Celebrity Name: LiAngelo Ball (GELO)
Brand Name: Twix
Deal Type: Brand Ambassador
Announced: April 10, 2026
Impact: Boosts Twix’s visibility with younger, music‑driven audiences while cementing Ball’s transition from basketball prospect to cross‑platform entertainer and endorser
- LiAngelo Ball (GELO) has officially been named a brand ambassador for Twix, landing his first major snack/food brand deal.
- The partnership arrives off the momentum of Ball’s 2025 breakout single “Tweaker” (No. 29, Billboard Hot 100), a Def Jam deal reportedly worth up to $13M, and his debut album League of My Own.
- Twix has consistently tapped musicians and entertainers over traditional athletes, past partners include Nick Lachey, the Ying Yang Twins, and D Double E with Nella Rose.
- Ball’s commercial portfolio is expanding fast. The Twix deal follows a September 2025 equity and content partnership with Betr alongside Lonzo Ball, and a Don Julio-backed League of My Own album launch party in Los Angeles.
LiAngelo Ball, better known as GELO, is Twix’s newest brand ambassador, and the timing couldn’t be sharper. Ball’s journey from the G League to Lithuania to Mexico was the quiet prelude to one of music’s more unexpected breakout stories.

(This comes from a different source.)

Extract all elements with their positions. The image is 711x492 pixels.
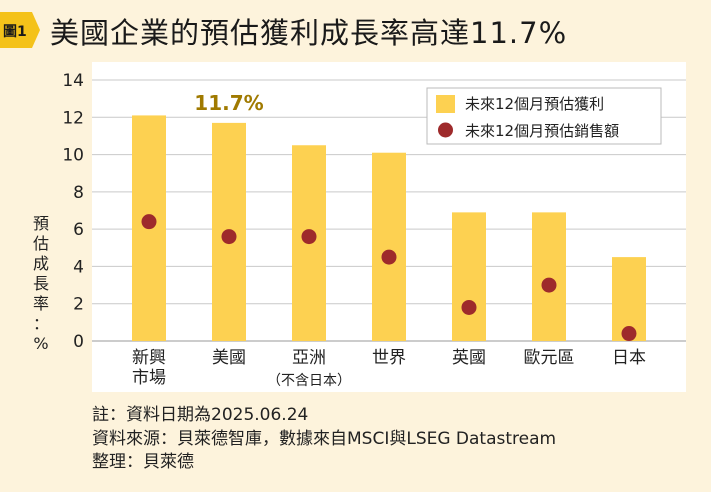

His 2025 single “Tweaker” hit No. 29 on the Billboard Hot 100, earned him a Def Jam deal reportedly worth up to $13M, and led to his debut album League of My Own, capped off by a Don Julio-sponsored launch party in LA.
He’s also stayed active on the business side with releases in 2026, including new single “AYE.” Off the music side, his and Lonzo Ball’s September 2025 equity and content deal with Betr showed he was already moving like a brand.

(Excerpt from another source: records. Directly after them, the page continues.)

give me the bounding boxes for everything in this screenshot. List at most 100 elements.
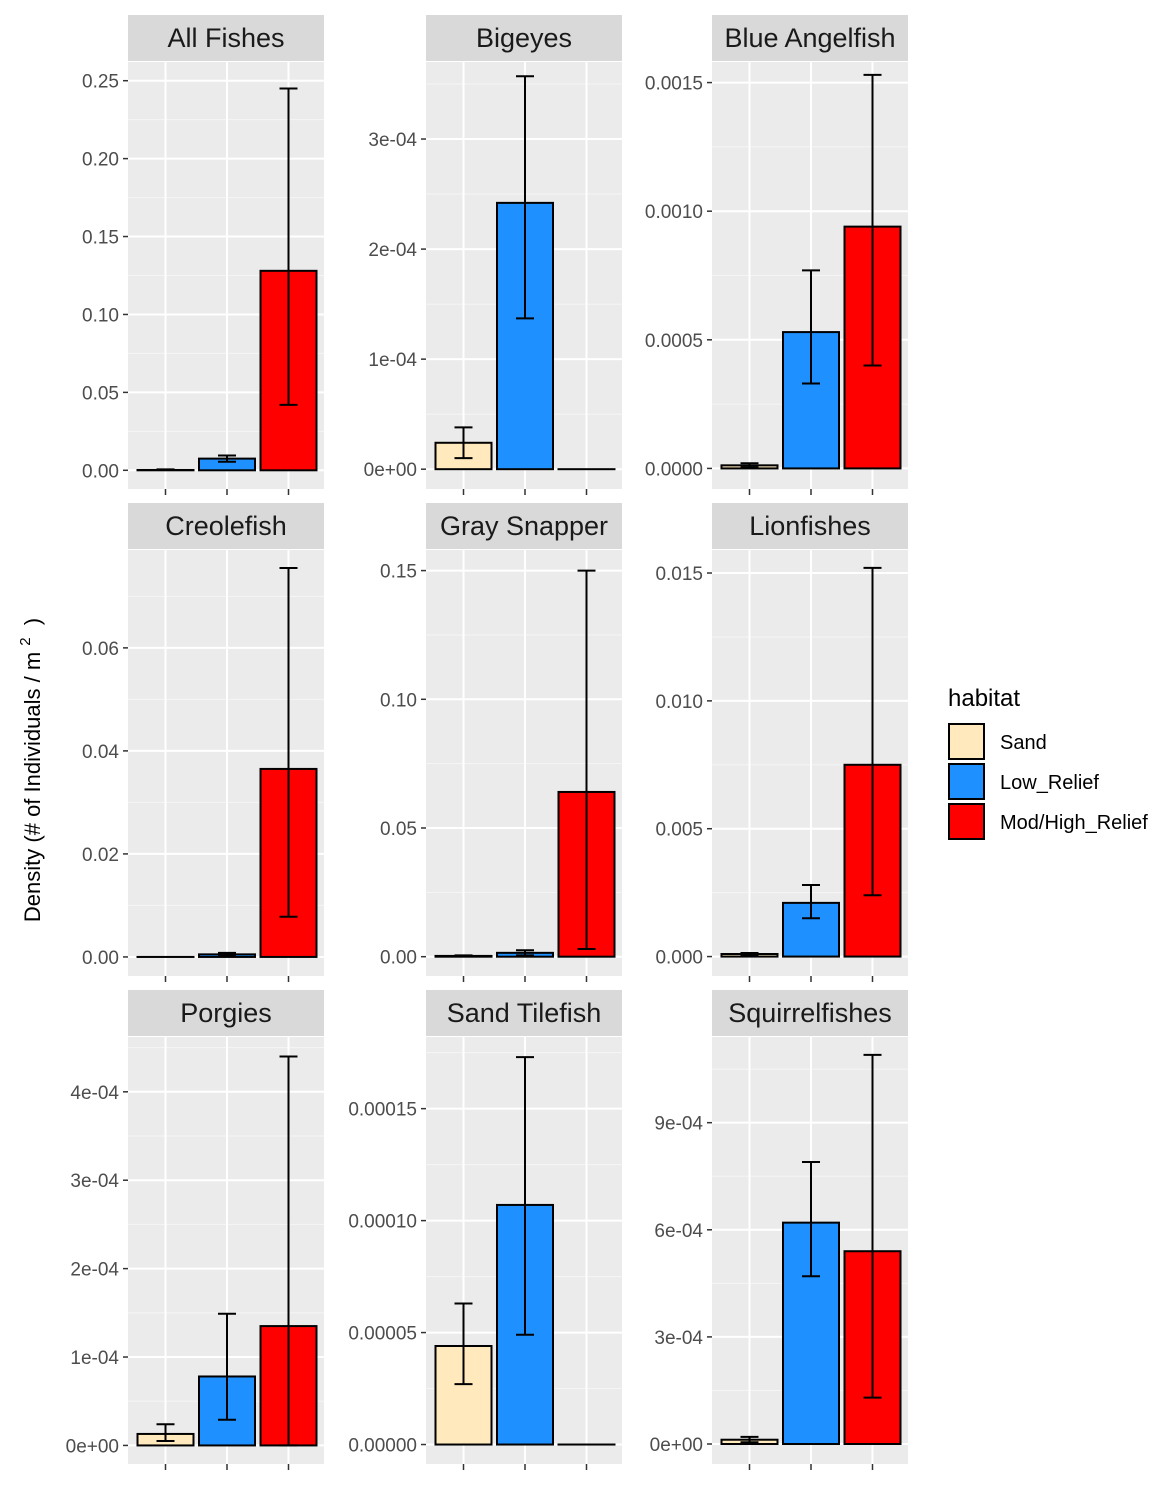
panels-layer: All Fishes 0.00 0.05 0.10 0.15 0.20 0.25 Bigeye…	[66, 15, 908, 1470]
legend-entries: Sand Low_Relief Mod/High_Relief	[948, 723, 1148, 840]
error-bar-low-relief	[516, 949, 534, 957]
error-bar-low-relief	[802, 269, 820, 385]
panel-all-fishes: All Fishes 0.00 0.05 0.10 0.15 0.20 0.25	[82, 15, 324, 495]
y-tick-label: 0e+00	[66, 1436, 119, 1457]
panel-title: Squirrelfishes	[728, 998, 892, 1028]
y-tick-label: 0.015	[655, 564, 703, 585]
y-axis-label-close: )	[20, 618, 45, 625]
y-tick-label: 3e-04	[368, 130, 417, 151]
y-tick-label: 1e-04	[368, 350, 417, 371]
panel-title: Sand Tilefish	[447, 998, 602, 1028]
error-bar-low-relief	[802, 1160, 820, 1278]
y-tick-label: 0e+00	[364, 460, 417, 481]
y-tick-label: 2e-04	[70, 1260, 119, 1281]
y-tick-label: 3e-04	[70, 1171, 119, 1192]
y-tick-label: 0.05	[82, 383, 119, 404]
error-bar-mod-high-relief	[279, 567, 298, 918]
legend-title: habitat	[948, 685, 1020, 712]
y-tick-label: 9e-04	[654, 1114, 703, 1135]
y-tick-label: 0.02	[82, 845, 119, 866]
error-bar-mod-high-relief	[577, 569, 596, 950]
y-tick-label: 0.005	[655, 820, 703, 841]
panel-strip	[712, 503, 908, 549]
y-axis-label-superscript: 2	[17, 637, 34, 645]
legend-swatch	[948, 803, 985, 840]
panel-strip	[426, 15, 622, 61]
y-tick-label: 0.0010	[645, 202, 703, 223]
y-tick-label: 0.20	[82, 150, 119, 171]
panel-title: All Fishes	[167, 23, 284, 53]
legend-entry-sand: Sand	[948, 723, 1047, 760]
error-bar-mod-high-relief	[863, 73, 882, 367]
panel-strip	[128, 503, 324, 549]
y-tick-label: 0.00005	[348, 1324, 417, 1345]
panel-title: Creolefish	[165, 511, 287, 541]
error-bar-low-relief	[218, 1312, 236, 1421]
legend-label: Mod/High_Relief	[1000, 812, 1148, 834]
y-tick-label: 0.05	[380, 819, 417, 840]
error-bar-mod-high-relief	[863, 1053, 882, 1399]
y-tick-label: 0.0005	[645, 331, 703, 352]
error-bar-low-relief	[516, 75, 534, 320]
legend-entry-mod-high-relief: Mod/High_Relief	[948, 803, 1148, 840]
y-tick-label: 0.10	[82, 305, 119, 326]
panel-porgies: Porgies 0e+00 1e-04 2e-04 3e-04 4e-04	[66, 990, 324, 1470]
y-tick-label: 3e-04	[654, 1328, 703, 1349]
error-bar-low-relief	[218, 454, 236, 463]
legend-label: Sand	[1000, 732, 1047, 754]
panel-blue-angelfish: Blue Angelfish 0.0000 0.0005 0.0010 0.0015	[645, 15, 908, 495]
y-axis-label: Density (# of Individuals / m 2 )	[10, 618, 45, 922]
panel-lionfishes: Lionfishes 0.000 0.005 0.010 0.015	[655, 503, 908, 982]
y-tick-label: 4e-04	[70, 1083, 119, 1104]
y-tick-label: 0.010	[655, 692, 703, 713]
panel-squirrelfishes: Squirrelfishes 0e+00 3e-04 6e-04 9e-04	[650, 990, 908, 1470]
error-bar-sand	[454, 1302, 473, 1386]
y-tick-label: 2e-04	[368, 240, 417, 261]
y-tick-label: 0.00	[82, 948, 119, 969]
y-tick-label: 0e+00	[650, 1435, 703, 1456]
panel-strip	[426, 503, 622, 549]
panel-gray-snapper: Gray Snapper 0.00 0.05 0.10 0.15	[380, 503, 622, 982]
error-bar-sand	[740, 462, 759, 469]
y-tick-label: 0.00000	[348, 1436, 417, 1457]
panel-title: Bigeyes	[476, 23, 572, 53]
error-bar-low-relief	[516, 1056, 534, 1336]
y-tick-label: 0.25	[82, 72, 119, 93]
error-bar-low-relief	[802, 883, 820, 920]
error-bar-low-relief	[218, 951, 236, 957]
panel-title: Lionfishes	[749, 511, 871, 541]
panel-title: Blue Angelfish	[724, 23, 895, 53]
y-tick-label: 1e-04	[70, 1348, 119, 1369]
error-bar-sand	[454, 426, 473, 460]
y-tick-label: 0.10	[380, 690, 417, 711]
error-bar-mod-high-relief	[863, 566, 882, 897]
panel-bigeyes: Bigeyes 0e+00 1e-04 2e-04 3e-04	[364, 15, 622, 495]
panel-strip	[128, 990, 324, 1036]
panel-sand-tilefish: Sand Tilefish 0.00000 0.00005 0.00010 0.0001…	[348, 990, 622, 1470]
error-bar-mod-high-relief	[279, 1055, 298, 1447]
bar-low-relief	[782, 1221, 840, 1446]
y-tick-label: 0.000	[655, 948, 703, 969]
error-bar-mod-high-relief	[279, 87, 298, 406]
y-tick-label: 0.15	[380, 562, 417, 583]
y-tick-label: 0.15	[82, 228, 119, 249]
legend-label: Low_Relief	[1000, 772, 1099, 794]
y-axis-label-main: Density (# of Individuals / m	[20, 652, 45, 922]
panel-strip	[128, 15, 324, 61]
legend-swatch	[948, 723, 985, 760]
error-bar-sand	[740, 951, 759, 957]
panel-creolefish: Creolefish 0.00 0.02 0.04 0.06	[82, 503, 324, 982]
panel-strip	[426, 990, 622, 1036]
panel-title: Porgies	[180, 998, 272, 1028]
legend-entry-low-relief: Low_Relief	[948, 763, 1099, 800]
y-tick-label: 0.0015	[645, 74, 703, 95]
y-tick-label: 0.04	[82, 742, 119, 763]
y-tick-label: 6e-04	[654, 1221, 703, 1242]
error-bar-sand	[156, 1423, 175, 1443]
panel-strip	[712, 990, 908, 1036]
y-tick-label: 0.00015	[348, 1100, 417, 1121]
y-tick-label: 0.0000	[645, 459, 703, 480]
error-bar-sand	[454, 954, 473, 958]
y-tick-label: 0.00	[380, 948, 417, 969]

Twix, which has long favored entertainment-world talent: Nick Lachey for its Peanut Butter campaign, D Double E and Nella Rose for a 2024 holiday anthem, and the Ying Yang Twins for its 2025 Super Bowl activation, finds in Ball a rare crossover figure straddling sports culture, hip-hop, and Gen Z internet virality.

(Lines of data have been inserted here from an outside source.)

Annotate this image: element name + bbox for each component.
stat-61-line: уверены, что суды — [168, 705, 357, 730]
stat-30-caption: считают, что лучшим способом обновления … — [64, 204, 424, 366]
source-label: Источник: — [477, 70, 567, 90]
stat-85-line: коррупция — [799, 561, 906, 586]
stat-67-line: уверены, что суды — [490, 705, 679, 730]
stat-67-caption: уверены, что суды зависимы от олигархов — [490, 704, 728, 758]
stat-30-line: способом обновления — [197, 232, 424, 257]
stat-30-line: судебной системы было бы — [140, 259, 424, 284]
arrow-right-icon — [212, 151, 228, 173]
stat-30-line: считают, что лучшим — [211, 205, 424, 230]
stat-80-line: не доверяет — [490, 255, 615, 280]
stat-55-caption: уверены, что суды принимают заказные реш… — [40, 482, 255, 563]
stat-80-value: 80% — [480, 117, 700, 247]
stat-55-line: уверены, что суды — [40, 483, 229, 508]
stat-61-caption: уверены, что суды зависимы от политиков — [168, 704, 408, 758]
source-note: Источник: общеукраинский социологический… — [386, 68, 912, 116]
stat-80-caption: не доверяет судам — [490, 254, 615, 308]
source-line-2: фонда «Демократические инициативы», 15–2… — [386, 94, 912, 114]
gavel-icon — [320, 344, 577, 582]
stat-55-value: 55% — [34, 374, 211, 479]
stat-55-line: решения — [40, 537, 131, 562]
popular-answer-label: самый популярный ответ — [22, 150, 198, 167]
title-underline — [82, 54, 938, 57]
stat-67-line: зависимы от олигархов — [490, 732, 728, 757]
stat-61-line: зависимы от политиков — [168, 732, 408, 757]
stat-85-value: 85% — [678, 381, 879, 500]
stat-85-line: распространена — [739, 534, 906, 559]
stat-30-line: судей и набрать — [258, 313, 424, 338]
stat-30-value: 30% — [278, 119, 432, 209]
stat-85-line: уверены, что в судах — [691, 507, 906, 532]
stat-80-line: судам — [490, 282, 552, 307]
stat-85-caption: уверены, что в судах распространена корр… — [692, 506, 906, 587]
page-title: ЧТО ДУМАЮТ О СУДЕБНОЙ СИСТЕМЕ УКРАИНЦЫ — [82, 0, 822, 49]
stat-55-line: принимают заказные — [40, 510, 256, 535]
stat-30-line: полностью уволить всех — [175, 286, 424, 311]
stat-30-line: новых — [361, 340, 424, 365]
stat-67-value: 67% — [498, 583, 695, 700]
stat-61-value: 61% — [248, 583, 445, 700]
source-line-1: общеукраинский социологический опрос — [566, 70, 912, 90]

Just as FlaUjae Johnson’s partnership with e.l.f. Cosmetics showed how athlete-artists can anchor authentic brand campaigns, and Shaquille O’Neal’s Turkcell spot illustrated the enduring commercial pull of crossover sports personalities, Ball brings a comparable cultural electricity: just younger, and louder online.
Takeaways
Ball’s Twix deal is a signal worth paying attention to. Brands in the snack space have typically gravitated toward either mainstream pop stars or legacy athletes, Ball represents something different: a figure who went viral on the internet first, music second, and whose credibility comes almost entirely from cultural relevance rather than a résumé.
The fact that Twix, a brand with a track record of leaning into music and entertainment rather than pure sports, chose him says something about how they’re reading the room.
He also brings something increasingly valuable: a built-in narrative. The journey from UCLA dropout to Lithuania to the G League to a No. 29 Billboard hit is genuinely interesting content, and Twix is clearly betting that story has commercial mileage left.
Does Ball’s “underdog who went viral” story give Twix a more authentic entry point into Gen Z than a bigger, more polished celebrity would? Could this partnership evolve into a longer creative campaign, given how content-driven Ball’s brand already is?